We want to try to manage our expectations. Try to make sure the expectations are reasonable. I have a former colleague who used to say, "Don't go looking for a puppy at Kroger. If you've never adopted a puppy from there, why do you think that is where they'd be now?" This was her comparison to when we are expecting someone to act differently than how they have in the past. It is good to have hope, and we still want to be realistic and not set ourselves up for resentment and disappointment. Another important step is to reflect on what is important to you and why. This can help with prioritizing and relieving some of the pressure we are placing on ourselves.

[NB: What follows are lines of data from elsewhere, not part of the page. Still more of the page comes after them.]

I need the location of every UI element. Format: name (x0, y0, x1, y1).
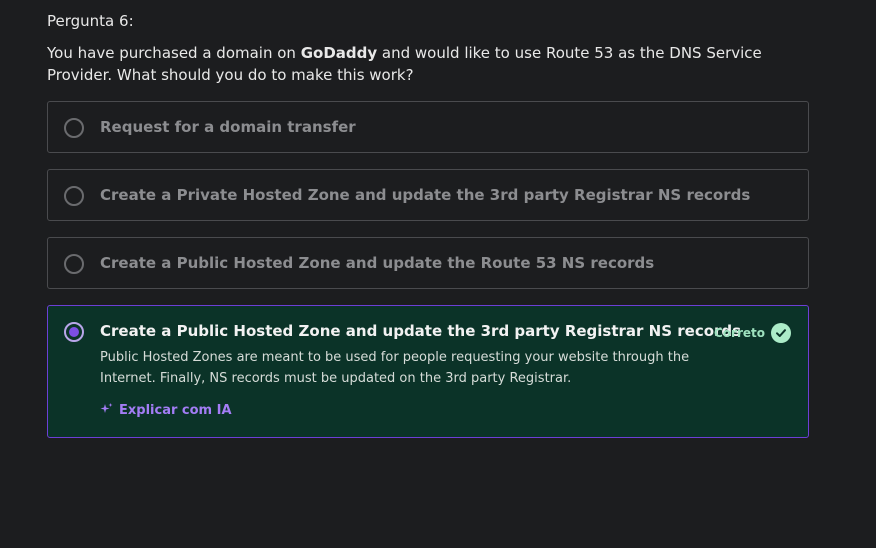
answer-option-2[interactable]: Create a Private Hosted Zone and update … (47, 169, 809, 221)
radio-button-4-selected[interactable] (64, 322, 84, 342)
radio-button-2[interactable] (64, 186, 84, 206)
answer-option-3[interactable]: Create a Public Hosted Zone and update t… (47, 237, 809, 289)
answer-explanation: Public Hosted Zones are meant to be used… (100, 350, 690, 386)
explain-with-ai-link[interactable]: Explicar com IA (100, 402, 232, 419)
answer-option-label: Create a Private Hosted Zone and update … (100, 186, 751, 204)
answer-option-1[interactable]: Request for a domain transfer (47, 101, 809, 153)
question-text: You have purchased a domain on GoDaddy a… (47, 42, 827, 86)
question-label: Pergunta 6: (47, 12, 134, 30)
answer-option-label: Create a Public Hosted Zone and update t… (100, 254, 655, 272)
question-text-brand: GoDaddy (300, 44, 378, 62)
answer-option-label: Create a Public Hosted Zone and update t… (100, 322, 742, 340)
answer-option-label: Request for a domain transfer (100, 118, 356, 136)
radio-button-1[interactable] (64, 118, 84, 138)
result-badge: Correto (714, 323, 791, 343)
answer-option-4-selected[interactable]: Create a Public Hosted Zone and update t… (47, 305, 809, 438)
sparkle-icon (100, 402, 113, 419)
check-circle-icon (771, 323, 791, 343)
radio-button-3[interactable] (64, 254, 84, 274)
explain-with-ai-label: Explicar com IA (119, 403, 232, 418)
question-text-before: You have purchased a domain on (47, 44, 301, 62)
result-status-label: Correto (713, 326, 765, 340)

It can also help us understand why someone else is putting pressure on us to have fun or do an activity with them.


4. Stress


I often see people throughout the year dealing with stress due to finances, family issues, and busy schedules. December is a month that we multiple this stress by a thousand. We want to do everything and have a lot extra on our plate. There's added time and cost for getting gifts. The time it takes to figure out what to get each person adds stress. We have more gatherings to go to. Even if we are excited to see people, it's still overwhelming to have a calendar full of holiday plans on top of work, school, medical needs, and other activities. My son wants to see the "Chu chu's" so we want to go to the botantical gardens to see their display. Then my husband loves the drive through lights at a park, so we need to do that one night. My mother-in-law and I love the the zoo lights so we have to schedule that too. It becomes a lot of planning and activity that we don't usually have to deal with. Not to mention, most of it costs money.


Similar to the other three, we want to look at what is in our control to manage stress. Figure out what is important to you and what might you want to say no to. I recommend scheduling days where you purposely plan to not do anything or just stay at home. A very important part is to do self care. Self care doesn't just mean exercise and journal (although those are two great ways to do self care). It is whatever helps you feel like you are truly taking care of yourself and filling up you tank of gas so that you can make it through the journey of these holidays.